About four miles down the bone jarring lease road Bud pulled the truck up to the location. The men rolled out of the truck and started to unload the material. Mr. Mac went about gathering firewood in a 5-gallon bucket. The fire would be used to keep warm during breaks and later would be used to melt pitch for corking the bottom and the head. The men went methodically about there task stacking the 12 inch by 3 inch by 12 foot long redwood boards to be used for the floor and head in one stack, the fir shiplap lumber for the sun deck stacked in yet another stack. The 4 inch by 3 inch x 16-foot redwood staves are stack around the pad location like spokes in a wheel. This was so they would be ready to stand up when time came to stave up. The heavy cast iron clean out came off the truck lasts. It takes at least three men to maneuver it safely out of the way until needed. It's one of the last pieces installed. That probably won't be until Saturday.

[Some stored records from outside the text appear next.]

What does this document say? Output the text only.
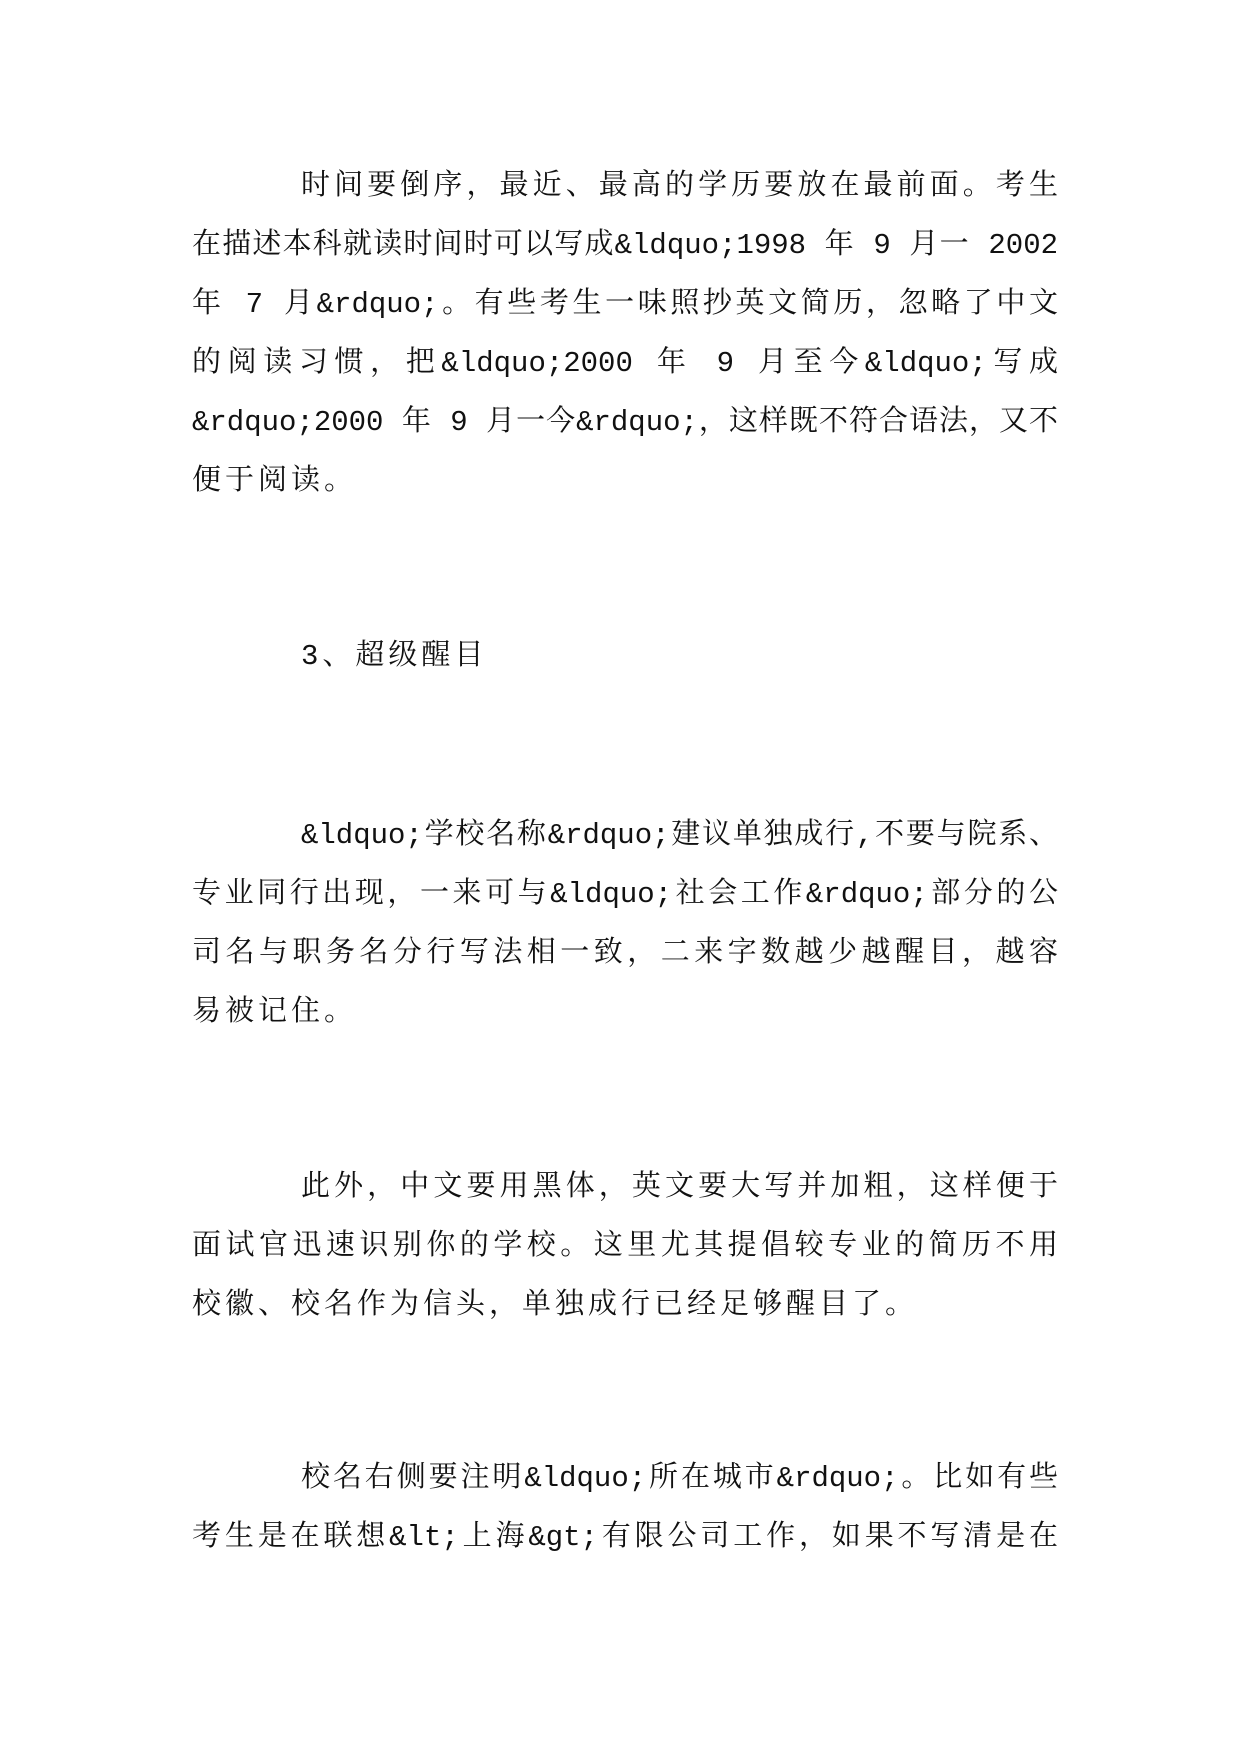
时间要倒序，最近、最高的学历要放在最前面。考生
在描述本科就读时间时可以写成&ldquo;1998 年 9 月一 2002
年 7 月&rdquo;。有些考生一味照抄英文简历，忽略了中文
的阅读习惯，把&ldquo;2000 年 9 月至今&ldquo;写成
&rdquo;2000 年 9 月一今&rdquo;，这样既不符合语法，又不
便于阅读。
3、超级醒目
&ldquo;学校名称&rdquo;建议单独成行,不要与院系、
专业同行出现，一来可与&ldquo;社会工作&rdquo;部分的公
司名与职务名分行写法相一致，二来字数越少越醒目，越容
易被记住。
此外，中文要用黑体，英文要大写并加粗，这样便于
面试官迅速识别你的学校。这里尤其提倡较专业的简历不用
校徽、校名作为信头，单独成行已经足够醒目了。
校名右侧要注明&ldquo;所在城市&rdquo;。比如有些
考生是在联想&lt;上海&gt;有限公司工作，如果不写清是在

Before the truck was completely unloaded, Bud started looking for a piece of redwood to use for a center stake. This is the stake that all measurements for roundness of the cement pad would be taken. Carpenters deal with things being perfectly square and so do Tank Coopers, but more importantly some things had to be perfectly round. The stake was about three inches square and eighteen inches long. Long enough to stay in the ground while the sweep was used to level the forms and later smooth the concrete. The sweep is a long piece of heavy angle iron with a small nail hole in one end. The center stake is driven in the exact center of the pad and the sweep is anchored in the top of the center stake with 10-penny nail. Bud sharpened the end to a point like a pencil using a rig builder's hatchet, an advantageous tool that has a hammerhead on one side of the head and a hatchet on the other.

"Buck come over here and hold the dumb end of the tape on the side of that other tank so I can get the center measurements," Bud said. Buck held the tape against the adjacent tank at a spot that Bud had already marked by driving a nail into the tank. First one side then on the other. They repeated this procedure a couple of times to make sure it was right. Then Bud, with a 5-pound sledgehammer drove the stake into the center of the pad.

form

The forms for the cement pad are made of galvanized steel six inches high and four feet long. On the end of each form are three holes to bolt them together. Normally hauled around bolted together in pairs, The crew drags them around the center post in approximately the circumference of the pad. After they are laid out, the crew begins bolting them together. A 50' Lufkin tape measure hooked to the nail in the top of the center stake is used to line the cement forms into an exact circle. The forms are held in place by driving stakes on each side of the forms.

Wooden forms for the troughs are built and staked to the middle of the cement pad to allow a place for the blocks to rest. The blocks are under the bottom boards and provided a place for the post to be landed in. And the work went on¼

"Pick up your feet boys, we're trading daylight for dark," Mr. Mac chided the men to work on.